Traffic flow simulation software

PTV Vissim is a microscopic multi-modal traffic flow simulation software package developed by PTV Planung Transport Verkehr AG in Karlsruhe, Germany. It was first developed in 1992. The name is derived from "Verkehr In Städten - SIMulationsmodell" (German for "Traffic in cities - simulation model").

==Scope of application==
The scope of application ranges from various issues of traffic engineering (transport engineering, transportation planning, signal timing), public transport, urban planning over fire protection (evacuation simulation) to 3d visualization (computer animation, architectural animation) for illustrative purpose and communication to the general public.
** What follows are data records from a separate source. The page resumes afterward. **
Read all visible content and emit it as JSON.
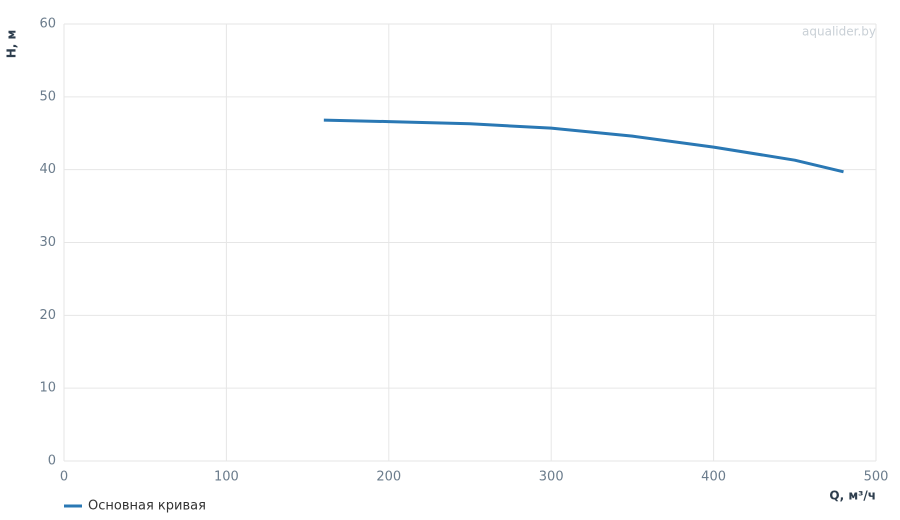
{
  "chart_data": {
    "type": "line",
    "x": [
      160,
      200,
      250,
      300,
      350,
      400,
      450,
      480
    ],
    "series": [
      {
        "name": "Основная кривая",
        "color": "#2a78b4",
        "values": [
          46.8,
          46.6,
          46.3,
          45.7,
          44.6,
          43.1,
          41.3,
          39.7
        ]
      }
    ],
    "xlim": [
      0,
      500
    ],
    "xticks": [
      0,
      100,
      200,
      300,
      400,
      500
    ],
    "ylim": [
      0,
      60
    ],
    "yticks": [
      0,
      10,
      20,
      30,
      40,
      50,
      60
    ],
    "x_label": "Q, м³/ч",
    "y_label": "H, м",
    "watermark": "aqualider.by",
    "grid": true,
    "legend": "bottom-left"
  }
}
PTV Vissim is part of the PTV Vision Traffic Suite which also includes PTV Visum (traffic analysis and forecasting) and PTV Vistro (signal optimisation and traffic impact).

==Modeling==
===Microscopic simulation===
The basic traffic model ruling the movement of vehicles was developed by Rainer Wiedemann in 1974 at Karlsruhe University. It is a car-following model that considers physical and psychological aspects of the drivers.
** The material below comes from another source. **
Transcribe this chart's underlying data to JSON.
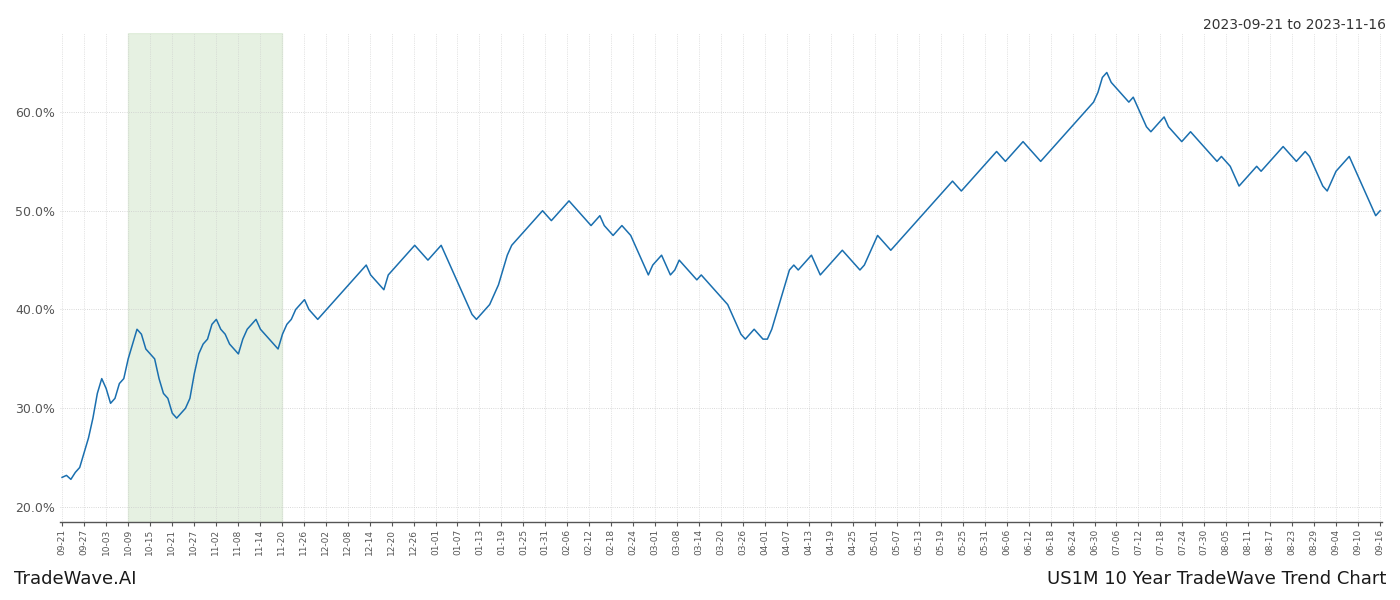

The model underlying pedestrian dynamics is the Social Force Model by Dirk Helbing et al. from 1995.

"Microscopic simulation", sometimes called microsimulation, means each entity (car, train, person) of reality is simulated individually, i.e. it is represented by a corresponding entity in the simulation, thereby considering all relevant properties. The same holds for the interactions between the entities. The opposite would be a "macroscopic simulation", in which the description of reality is shifted from individuals to "averaged" variables like flow and density. The corresponding product from the same manufacturer is called Visum.

===Transport modes===
In Vissim, the following types of traffic can be simulated and mutually interact:
- Vehicles (cars, buses, and trucks)
- Public transport (trams, buses)
- Cycles (bicycles, motorcycles)
- Pedestrians
- Rickshaws

===Vehicle interactions===
In VISSIM, all vehicles run along links, which represent traffic moving in one direction only along a road. Links are joined together with Connectors.

Vehicle conflict points such as yielding or merging at junctions must be modeled explicitly using Priority Rules, Conflict Areas or Signal Heads.

Signals can be modeled with fixed-time plans, or various modules such as VAP (Vehicle Actuated Programming) are available to model on-demand signals and other types of control and coordination.